After this interview, I spoke at length with the maintenance staff of Foston Hall. There were no leaks in the pipework of the building, and no rain has fallen for the past fortnight.
They were at a loss to explain the sudden deluge that occurred that day.
So does Ms Shah possess certain ‘abilities’, abilities that allow her to manipulate and manifest matter? And is she in control of these abilities?
Sadly, without further investigation, it is impossible to say for sure one way or the other. Ms Shah has proven unwilling to cooperate further. Indeed, she refuses to see myself or anyone else from the PRIS.
Her case does bring to mind a similar series of events that surrounded an American gentleman named Don Decker. He too was allegedly capable of manifesting rainfall indoors, and he also declined to be tested by investigators. Similar low-level telekinetic activity has followed him for years. He is currently incarcerated for arson, a crime he denies.

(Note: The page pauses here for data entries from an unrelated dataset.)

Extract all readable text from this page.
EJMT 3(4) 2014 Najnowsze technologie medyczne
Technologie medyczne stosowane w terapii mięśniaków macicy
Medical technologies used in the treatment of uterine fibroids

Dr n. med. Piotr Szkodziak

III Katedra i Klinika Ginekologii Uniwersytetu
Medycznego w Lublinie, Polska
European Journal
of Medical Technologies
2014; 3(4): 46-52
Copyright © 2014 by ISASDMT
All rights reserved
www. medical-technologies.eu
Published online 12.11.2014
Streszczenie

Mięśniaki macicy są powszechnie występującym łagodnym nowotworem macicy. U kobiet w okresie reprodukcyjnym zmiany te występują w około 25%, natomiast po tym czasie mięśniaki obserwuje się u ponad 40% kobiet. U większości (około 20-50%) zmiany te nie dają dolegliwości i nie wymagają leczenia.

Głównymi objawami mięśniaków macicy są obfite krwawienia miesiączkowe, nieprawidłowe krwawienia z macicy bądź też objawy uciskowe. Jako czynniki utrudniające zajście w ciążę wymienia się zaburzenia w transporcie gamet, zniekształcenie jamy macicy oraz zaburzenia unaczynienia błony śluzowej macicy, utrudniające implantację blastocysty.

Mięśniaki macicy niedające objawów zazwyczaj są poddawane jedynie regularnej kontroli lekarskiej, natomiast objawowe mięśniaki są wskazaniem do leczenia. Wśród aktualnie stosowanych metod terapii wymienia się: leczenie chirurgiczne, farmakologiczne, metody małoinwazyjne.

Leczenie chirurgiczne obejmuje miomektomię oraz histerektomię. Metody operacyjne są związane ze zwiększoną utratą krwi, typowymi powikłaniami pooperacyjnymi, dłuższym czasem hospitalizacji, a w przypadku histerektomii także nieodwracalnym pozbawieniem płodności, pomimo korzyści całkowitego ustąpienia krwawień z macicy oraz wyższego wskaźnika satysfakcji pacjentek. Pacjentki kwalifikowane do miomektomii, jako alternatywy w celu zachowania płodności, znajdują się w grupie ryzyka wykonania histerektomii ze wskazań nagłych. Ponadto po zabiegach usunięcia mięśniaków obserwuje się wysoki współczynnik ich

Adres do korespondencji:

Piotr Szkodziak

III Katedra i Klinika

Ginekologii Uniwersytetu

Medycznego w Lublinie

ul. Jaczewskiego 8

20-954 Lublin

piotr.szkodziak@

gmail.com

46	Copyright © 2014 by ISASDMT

I have asked the staff to inform me of any further unusual events that may occur at Foston Hall, but I fear they already have enough on their plates with the day to day running of the prison.
We can only hope that perhaps one day, Ms Shah will have a change of heart. I, for one, will not being holding my breath.
Dr Thomas Gotobed
The mysterious PRIS crops up again! I tried them a second time, hoping that they might have the full transcripts that the good doctor refers to. Like last time, the chap I spoke to said that they had no record of any such documents. He also went to great pains to reiterate that their records were ‘patchy in places’ – C.R.